Here are some teacher tested tips to help your child recover after the excitement of Halloween while creating a positive home environment at the same time!
Balance Your Child’s Diet
Your child’s diet will affect their energy level, performance at school, and ability to do their homework. Interestingly, research now shows that sugar in small quantities is not harmful for children. A piece of candy after a healthy meal will not harm your child. The problem? The candy comes in much bigger proportions around Halloween. Around the candy rush of Halloween, focus your main meals on salads, fruit, and healthier choices! Balance their diet to keep their bodies healthy and their minds sharp!
Related Reading: One Magic Breakfast To Help Your Child Fight Colds
Be Creative About Reducing the Amount of Candy
- After Halloween and accumulating the candy set rules on how much candy they can have and what they need to do in order to get it! For example, they can have have a piece of candy on a weekend after lunch and if they have helped with the dishes. They can have a candy every time they have done 30min of instrument practice, math HW, etc.
- Another great use of leftover candy is doing after-Halloween educational games. Treasure Hunt Games are my favorite! They are always a great idea to instill long-lasting habits and help children feel motivated about different task expected of them. In my case, I have used those with reluctant violin practicers very effectively. At home you can chose to work on any activity your child is not so fond of, yet do it consistently in a positive and fun way.
- I play a Fall/Halloween game with my students every year that can also be a great one to use at home. I have a basket full of candy. Each candy is wrapped up with a piece of paper asking the students to perform a task-play a specific song, show a correct posture, etc. At home that may be doing a house chore, doing a couple of pages extra reading, etc. Once they complete the task, they are allowed to eat the candy.
- I love the comment one of our readers made about the “great pumpkin”. After Halloween, put a Halloween basket with the collected candy in front of the door. Explain to your child that ever night the great pumpkin would take one candy in order to feed another child elsewhere who is hungry. A great way to develop character and to lessen the candy eaten after Halloween.
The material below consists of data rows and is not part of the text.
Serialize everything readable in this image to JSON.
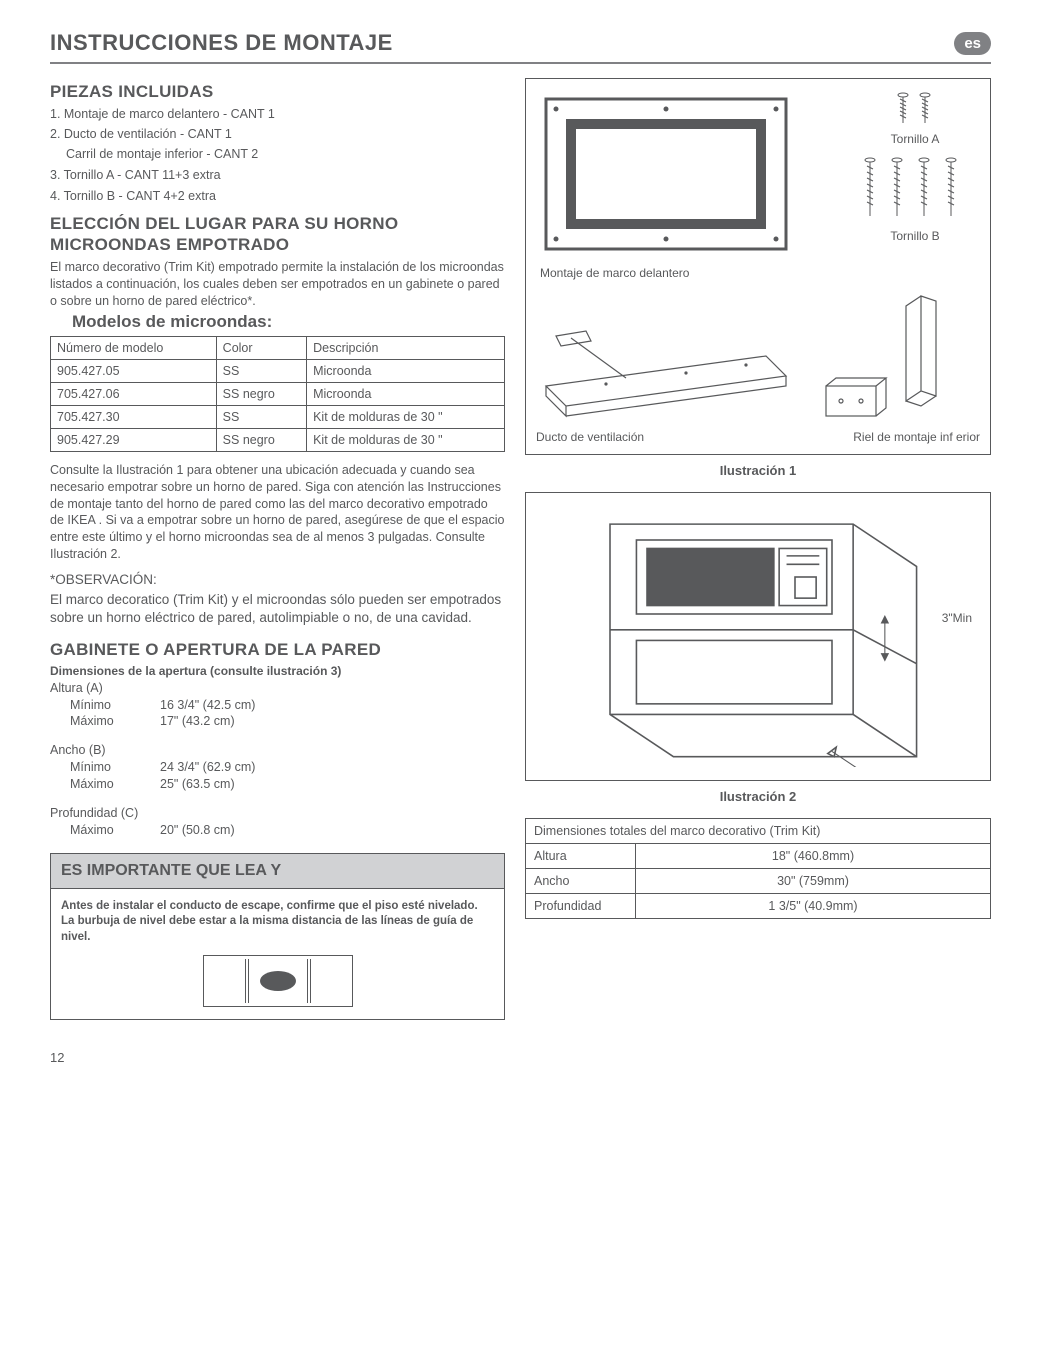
{
  "header": {
    "title": "INSTRUCCIONES DE MONTAJE",
    "lang_badge": "es"
  },
  "piezas": {
    "heading": "PIEZAS INCLUIDAS",
    "items": [
      "1. Montaje de marco delantero - CANT 1",
      "2. Ducto de ventilación - CANT 1",
      "Carril de montaje inferior - CANT 2",
      "3. Tornillo A - CANT 11+3 extra",
      "4. Tornillo B - CANT 4+2 extra"
    ]
  },
  "eleccion": {
    "heading": "ELECCIÓN DEL LUGAR PARA SU HORNO MICROONDAS EMPOTRADO",
    "para": "El marco decorativo (Trim Kit) empotrado permite la instalación de los microondas listados a continuación, los cuales deben ser empotrados en un gabinete o pared o sobre un horno de pared eléctrico*."
  },
  "modelos": {
    "heading": "Modelos de microondas:",
    "columns": [
      "Número de modelo",
      "Color",
      "Descripción"
    ],
    "rows": [
      [
        "905.427.05",
        "SS",
        "Microonda"
      ],
      [
        "705.427.06",
        "SS negro",
        "Microonda"
      ],
      [
        "705.427.30",
        "SS",
        "Kit de molduras de 30 \""
      ],
      [
        "905.427.29",
        "SS negro",
        "Kit de molduras de 30 \""
      ]
    ]
  },
  "consulte_para": "Consulte la Ilustración 1 para obtener una ubicación adecuada y cuando sea necesario empotrar sobre un horno de pared. Siga con atención las Instrucciones de montaje tanto del horno de pared como las del marco decorativo empotrado de IKEA . Si va a empotrar sobre un horno de pared, asegúrese de que el espacio entre este último y el horno microondas sea de al menos 3 pulgadas. Consulte Ilustración 2.",
  "observacion": {
    "label": " *OBSERVACIÓN:",
    "text": "El marco decoratico (Trim Kit) y el microondas sólo pueden ser empotrados sobre un horno eléctrico de pared, autolimpiable o no, de una cavidad."
  },
  "gabinete": {
    "heading": "GABINETE O APERTURA DE LA PARED",
    "subheading": "Dimensiones de la apertura (consulte ilustración 3)",
    "groups": [
      {
        "label": "Altura (A)",
        "rows": [
          {
            "k": "Mínimo",
            "v": "16 3/4\" (42.5 cm)"
          },
          {
            "k": "Máximo",
            "v": "17\" (43.2 cm)"
          }
        ]
      },
      {
        "label": "Ancho (B)",
        "rows": [
          {
            "k": "Mínimo",
            "v": "24 3/4\" (62.9 cm)"
          },
          {
            "k": "Máximo",
            "v": "25\" (63.5 cm)"
          }
        ]
      },
      {
        "label": "Profundidad (C)",
        "rows": [
          {
            "k": "Máximo",
            "v": "20\" (50.8 cm)"
          }
        ]
      }
    ]
  },
  "important": {
    "title": "ES IMPORTANTE QUE LEA Y",
    "body": "Antes de instalar el conducto de escape, confirme que el piso esté nivelado. La burbuja de nivel debe estar a la misma distancia de las líneas de guía de nivel."
  },
  "fig1": {
    "screw_a_label": "Tornillo A",
    "screw_b_label": "Tornillo B",
    "frame_label": "Montaje de marco delantero",
    "duct_label": "Ducto de ventilación",
    "rail_label": "Riel de montaje inf erior",
    "caption": "Ilustración 1",
    "colors": {
      "stroke": "#58595b",
      "fill_none": "none"
    }
  },
  "fig2": {
    "min_label": "3\"Min",
    "caption": "Ilustración 2"
  },
  "trimkit_table": {
    "header": "Dimensiones totales del marco decorativo (Trim Kit)",
    "rows": [
      [
        "Altura",
        "18\" (460.8mm)"
      ],
      [
        "Ancho",
        "30\" (759mm)"
      ],
      [
        "Profundidad",
        "1 3/5\" (40.9mm)"
      ]
    ]
  },
  "page_number": "12"
}
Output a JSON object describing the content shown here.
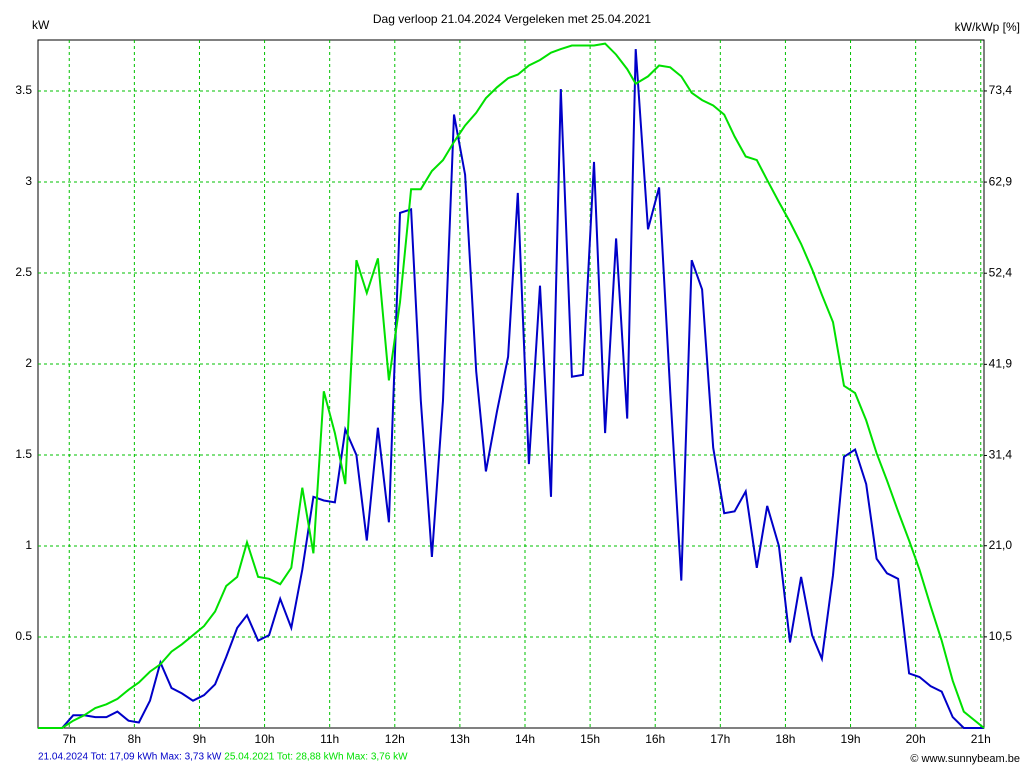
{
  "chart_data": {
    "type": "line",
    "title": "Dag  verloop 21.04.2024   Vergeleken met 25.04.2021",
    "y_label": "kW",
    "y2_label": "kW/kWp [%]",
    "credit": "© www.sunnybeam.be",
    "grid": true,
    "grid_color": "#00c000",
    "xlim": [
      6.52,
      21.05
    ],
    "xticks": [
      {
        "value": 7,
        "label": "7h"
      },
      {
        "value": 8,
        "label": "8h"
      },
      {
        "value": 9,
        "label": "9h"
      },
      {
        "value": 10,
        "label": "10h"
      },
      {
        "value": 11,
        "label": "11h"
      },
      {
        "value": 12,
        "label": "12h"
      },
      {
        "value": 13,
        "label": "13h"
      },
      {
        "value": 14,
        "label": "14h"
      },
      {
        "value": 15,
        "label": "15h"
      },
      {
        "value": 16,
        "label": "16h"
      },
      {
        "value": 17,
        "label": "17h"
      },
      {
        "value": 18,
        "label": "18h"
      },
      {
        "value": 19,
        "label": "19h"
      },
      {
        "value": 20,
        "label": "20h"
      },
      {
        "value": 21,
        "label": "21h"
      }
    ],
    "ylim": [
      0,
      3.78
    ],
    "yticks": [
      0.5,
      1,
      1.5,
      2,
      2.5,
      3,
      3.5
    ],
    "y2lim": [
      0,
      79.27
    ],
    "y2ticks": [
      {
        "value": 10.5,
        "label": "10,5"
      },
      {
        "value": 21.0,
        "label": "21,0"
      },
      {
        "value": 31.4,
        "label": "31,4"
      },
      {
        "value": 41.9,
        "label": "41,9"
      },
      {
        "value": 52.4,
        "label": "52,4"
      },
      {
        "value": 62.9,
        "label": "62,9"
      },
      {
        "value": 73.4,
        "label": "73,4"
      }
    ],
    "x": [
      6.52,
      6.89,
      7.06,
      7.23,
      7.4,
      7.57,
      7.74,
      7.91,
      8.07,
      8.24,
      8.4,
      8.57,
      8.73,
      8.9,
      9.07,
      9.24,
      9.41,
      9.58,
      9.73,
      9.9,
      10.07,
      10.24,
      10.41,
      10.58,
      10.75,
      10.91,
      11.08,
      11.24,
      11.41,
      11.57,
      11.74,
      11.91,
      12.08,
      12.25,
      12.4,
      12.57,
      12.74,
      12.91,
      13.08,
      13.25,
      13.4,
      13.57,
      13.74,
      13.89,
      14.06,
      14.23,
      14.4,
      14.55,
      14.72,
      14.89,
      15.06,
      15.23,
      15.4,
      15.57,
      15.7,
      15.89,
      16.06,
      16.23,
      16.4,
      16.56,
      16.72,
      16.89,
      17.06,
      17.22,
      17.39,
      17.56,
      17.72,
      17.9,
      18.07,
      18.24,
      18.41,
      18.56,
      18.73,
      18.9,
      19.07,
      19.24,
      19.4,
      19.56,
      19.73,
      19.9,
      20.06,
      20.23,
      20.4,
      20.57,
      20.74,
      21.05
    ],
    "series": [
      {
        "name": "21.04.2024 Tot: 17,09 kWh Max: 3,73 kW",
        "color": "#0000c8",
        "values": [
          0,
          0,
          0.07,
          0.07,
          0.06,
          0.06,
          0.09,
          0.04,
          0.03,
          0.15,
          0.36,
          0.22,
          0.19,
          0.15,
          0.18,
          0.24,
          0.39,
          0.55,
          0.62,
          0.48,
          0.51,
          0.71,
          0.55,
          0.87,
          1.27,
          1.25,
          1.24,
          1.64,
          1.5,
          1.03,
          1.65,
          1.13,
          2.83,
          2.85,
          1.8,
          0.94,
          1.8,
          3.37,
          3.04,
          1.96,
          1.41,
          1.74,
          2.04,
          2.94,
          1.45,
          2.43,
          1.27,
          3.51,
          1.93,
          1.94,
          3.11,
          1.62,
          2.69,
          1.7,
          3.73,
          2.74,
          2.97,
          1.85,
          0.81,
          2.57,
          2.41,
          1.54,
          1.18,
          1.19,
          1.3,
          0.88,
          1.22,
          1.0,
          0.47,
          0.83,
          0.51,
          0.38,
          0.84,
          1.49,
          1.53,
          1.34,
          0.93,
          0.85,
          0.82,
          0.3,
          0.28,
          0.23,
          0.2,
          0.06,
          0,
          0
        ]
      },
      {
        "name": "25.04.2021 Tot: 28,88 kWh Max: 3,76 kW",
        "color": "#00e000",
        "values": [
          0,
          0,
          0.04,
          0.07,
          0.11,
          0.13,
          0.16,
          0.21,
          0.25,
          0.31,
          0.35,
          0.42,
          0.46,
          0.51,
          0.56,
          0.64,
          0.78,
          0.83,
          1.02,
          0.83,
          0.82,
          0.79,
          0.88,
          1.32,
          0.96,
          1.85,
          1.62,
          1.34,
          2.57,
          2.39,
          2.58,
          1.91,
          2.34,
          2.96,
          2.96,
          3.06,
          3.12,
          3.22,
          3.31,
          3.38,
          3.46,
          3.52,
          3.57,
          3.59,
          3.64,
          3.67,
          3.71,
          3.73,
          3.75,
          3.75,
          3.75,
          3.76,
          3.7,
          3.62,
          3.54,
          3.58,
          3.64,
          3.63,
          3.58,
          3.49,
          3.45,
          3.42,
          3.37,
          3.25,
          3.14,
          3.12,
          3.01,
          2.89,
          2.78,
          2.66,
          2.52,
          2.38,
          2.23,
          1.88,
          1.84,
          1.69,
          1.51,
          1.36,
          1.19,
          1.03,
          0.87,
          0.67,
          0.48,
          0.26,
          0.09,
          0
        ]
      }
    ]
  }
}
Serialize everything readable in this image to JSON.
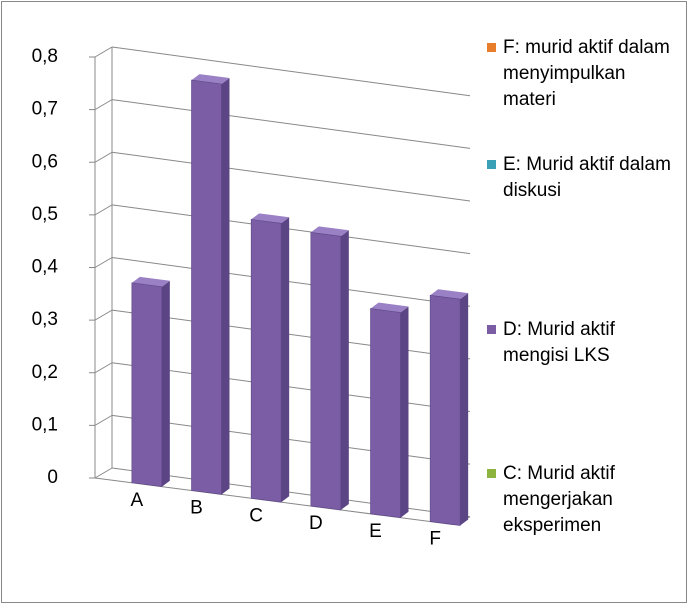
{
  "chart_data": {
    "type": "bar3d",
    "categories": [
      "A",
      "B",
      "C",
      "D",
      "E",
      "F"
    ],
    "values": [
      0.38,
      0.78,
      0.53,
      0.52,
      0.39,
      0.43
    ],
    "color": "#7a5da5",
    "ylim": [
      0,
      0.8
    ],
    "yticks": [
      0,
      {
        "value": 0.1,
        "label": "0,1"
      },
      {
        "value": 0.2,
        "label": "0,2"
      },
      {
        "value": 0.3,
        "label": "0,3"
      },
      {
        "value": 0.4,
        "label": "0,4"
      },
      {
        "value": 0.5,
        "label": "0,5"
      },
      {
        "value": 0.6,
        "label": "0,6"
      },
      {
        "value": 0.7,
        "label": "0,7"
      },
      {
        "value": 0.8,
        "label": "0,8"
      }
    ],
    "grid": true,
    "legend": [
      {
        "name": "F: murid aktif dalam menyimpulkan materi",
        "color": "#e87d2b"
      },
      {
        "name": "E: Murid aktif dalam diskusi",
        "color": "#3aa0b5"
      },
      {
        "name": "D: Murid aktif mengisi LKS",
        "color": "#7a5da5"
      },
      {
        "name": "C: Murid aktif mengerjakan eksperimen",
        "color": "#8db43e"
      }
    ]
  }
}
Related Reading: How Games Can Teach Your Child to Help Around the House
If Your Child Starts Acting Out At School
You have a perfectly well behaved child. And suddenly…you hear about discipline problems at school. You may start noticing your child acting up at home as well.
As a teacher, I see the most discipline problems happen around this time of the school year. It is after one of this Halloween weeks I wrote a post about receiving Unexpected Phone Call Home from your teacher helping explain the teacher’s side and offering parents support. Funnily, this one posts gets the most Google searches around that time of year. Other teachers and parents must be experiencing the same thing!
Realize that everybody is tired. This is difficult time of the school year. At that time students start getting tired and the school work demands increase at the same time. Both teachers and students start feeling overwhelmed.
Simply realizing the dynamics around that time of year is very important.
Analyze the situation- is this something that needs to be addressed or was it a one time event? Don’t jump into quick conclusion both about your child or your child’s teacher. Instead, take a step back and carefully think about the situation. Keep in touch with the teacher and observe your child’s behavior for a longer period in order to get an objective answer about how your child is doing.